Lassen ran over to Jones, who was crouched in a dark slice of shadow beneath one of the Stukas. “Change of plan,” he hissed. “Get as many aircraft rigged with charges as you can. We need a distraction to cover us, so we can get the hell out of here. Leave that to me . . . And if we get split up, see you at the RV.”

Without another word, Lassen turned and moved at a crouching run toward the barracks building. Jones scuttled off toward the remaining aircraft. As the Dane neared the barracks end of the runway, a barrier lifted in the fence line, and a Kübelwagen—a German open-topped jeep-like vehicle—nosed through. It was loaded with four soldiers, presumably those who had come to investigate the lone shot and the two missing sentries.

Lassen slipped into the shadow of the last Stuka in line. He waited for the vehicle, his right arm gripping a grenade with the pin already removed. He was known for being a “grenade man”—he loved the weapon, and he never missed a chance to use it. As the Kübelwagen neared the first of the dive-bombers, he let out a cry in German.

“Idiots! Sentry change isn’t for another thirty minutes!”

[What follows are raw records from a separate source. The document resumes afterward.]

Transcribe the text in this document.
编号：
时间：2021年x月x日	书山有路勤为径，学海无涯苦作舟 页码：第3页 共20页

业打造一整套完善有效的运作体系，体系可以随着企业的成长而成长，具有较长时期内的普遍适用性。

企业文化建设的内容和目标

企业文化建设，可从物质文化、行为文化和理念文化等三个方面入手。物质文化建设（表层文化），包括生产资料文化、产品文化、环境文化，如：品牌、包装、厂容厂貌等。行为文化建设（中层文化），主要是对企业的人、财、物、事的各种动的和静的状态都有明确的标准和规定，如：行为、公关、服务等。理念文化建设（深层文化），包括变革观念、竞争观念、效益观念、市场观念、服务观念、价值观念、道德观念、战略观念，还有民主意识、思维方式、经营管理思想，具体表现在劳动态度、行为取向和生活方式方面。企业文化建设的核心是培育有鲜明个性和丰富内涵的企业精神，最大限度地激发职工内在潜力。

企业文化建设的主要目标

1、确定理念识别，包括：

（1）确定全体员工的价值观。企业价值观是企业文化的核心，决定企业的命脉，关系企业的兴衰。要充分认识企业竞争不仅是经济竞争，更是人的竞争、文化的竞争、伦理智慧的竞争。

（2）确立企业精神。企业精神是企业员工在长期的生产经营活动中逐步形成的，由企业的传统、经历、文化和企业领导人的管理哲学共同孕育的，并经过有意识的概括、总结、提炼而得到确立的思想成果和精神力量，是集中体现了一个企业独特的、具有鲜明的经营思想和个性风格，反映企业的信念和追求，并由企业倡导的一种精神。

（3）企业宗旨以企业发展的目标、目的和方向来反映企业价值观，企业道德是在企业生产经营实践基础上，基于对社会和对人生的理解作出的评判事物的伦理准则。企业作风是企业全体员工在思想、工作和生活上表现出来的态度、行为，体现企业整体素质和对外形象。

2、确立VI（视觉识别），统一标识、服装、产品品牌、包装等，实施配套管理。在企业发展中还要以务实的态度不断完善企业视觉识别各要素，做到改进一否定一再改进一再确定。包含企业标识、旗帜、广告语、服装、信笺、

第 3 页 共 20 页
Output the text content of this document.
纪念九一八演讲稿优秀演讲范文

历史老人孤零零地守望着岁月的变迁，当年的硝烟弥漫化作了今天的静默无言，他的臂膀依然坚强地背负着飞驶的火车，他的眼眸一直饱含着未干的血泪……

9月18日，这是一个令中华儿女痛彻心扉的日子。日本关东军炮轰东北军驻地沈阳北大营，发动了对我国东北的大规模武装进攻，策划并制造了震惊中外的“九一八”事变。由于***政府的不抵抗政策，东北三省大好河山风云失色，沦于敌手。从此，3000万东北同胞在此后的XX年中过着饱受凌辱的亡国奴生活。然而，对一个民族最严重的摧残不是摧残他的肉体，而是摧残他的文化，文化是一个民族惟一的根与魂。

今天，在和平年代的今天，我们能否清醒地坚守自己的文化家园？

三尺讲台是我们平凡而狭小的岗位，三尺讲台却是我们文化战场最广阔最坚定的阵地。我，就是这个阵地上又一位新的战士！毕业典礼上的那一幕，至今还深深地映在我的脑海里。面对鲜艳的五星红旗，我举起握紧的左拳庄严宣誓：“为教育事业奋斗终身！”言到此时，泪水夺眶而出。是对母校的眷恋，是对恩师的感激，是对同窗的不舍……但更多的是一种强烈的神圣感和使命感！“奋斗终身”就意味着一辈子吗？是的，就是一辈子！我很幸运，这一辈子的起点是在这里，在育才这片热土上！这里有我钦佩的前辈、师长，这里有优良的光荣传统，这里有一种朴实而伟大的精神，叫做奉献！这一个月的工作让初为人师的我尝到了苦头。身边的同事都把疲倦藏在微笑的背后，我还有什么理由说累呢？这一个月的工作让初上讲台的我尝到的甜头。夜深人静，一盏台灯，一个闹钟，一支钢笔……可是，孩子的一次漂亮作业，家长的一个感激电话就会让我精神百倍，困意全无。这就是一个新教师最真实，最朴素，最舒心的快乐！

The Kübelwagen slowed, and Lassen stepped forward and threw the grenade. It arced through the air, landing in the rear of the open-topped jeep. An instant later, a savage blast tore through the vehicle, jagged shards of shrapnel ripping apart its thin metal skin and human occupants alike. The Kübelwagen kept rolling for a few seconds, as the flames engulfing it fizzed and boiled, before coming to rest hanging half in the shallow drainage ditch running beside the runway.

Before the vehicle had stopped, Lassen was running for the nearest machine gun nest, crying out: “Partisans! Schnell! Schnell! Schnell!”

The machine gunner swung his weapon around toward Lassen, but the yelled German words made him hesitate for just an instant. In that moment Lassen fired with the Luger from the hip, three bullets spitting out of the weapon in rapid succession and smashing into the German gunner. It was a classic “double-tap”—two to the body and one to the head, as he’d been taught—the gunner slumping forward over his weapon.

An instant later, Lassen vaulted into the machine-gun nest, heaving the dead man to one side. In one smooth move, he swung the Maschinengewehr 42 around, and opened fire with the belt-fed 7.92mm weapon.

As he did so, all hell broke out across Kastelli airfield.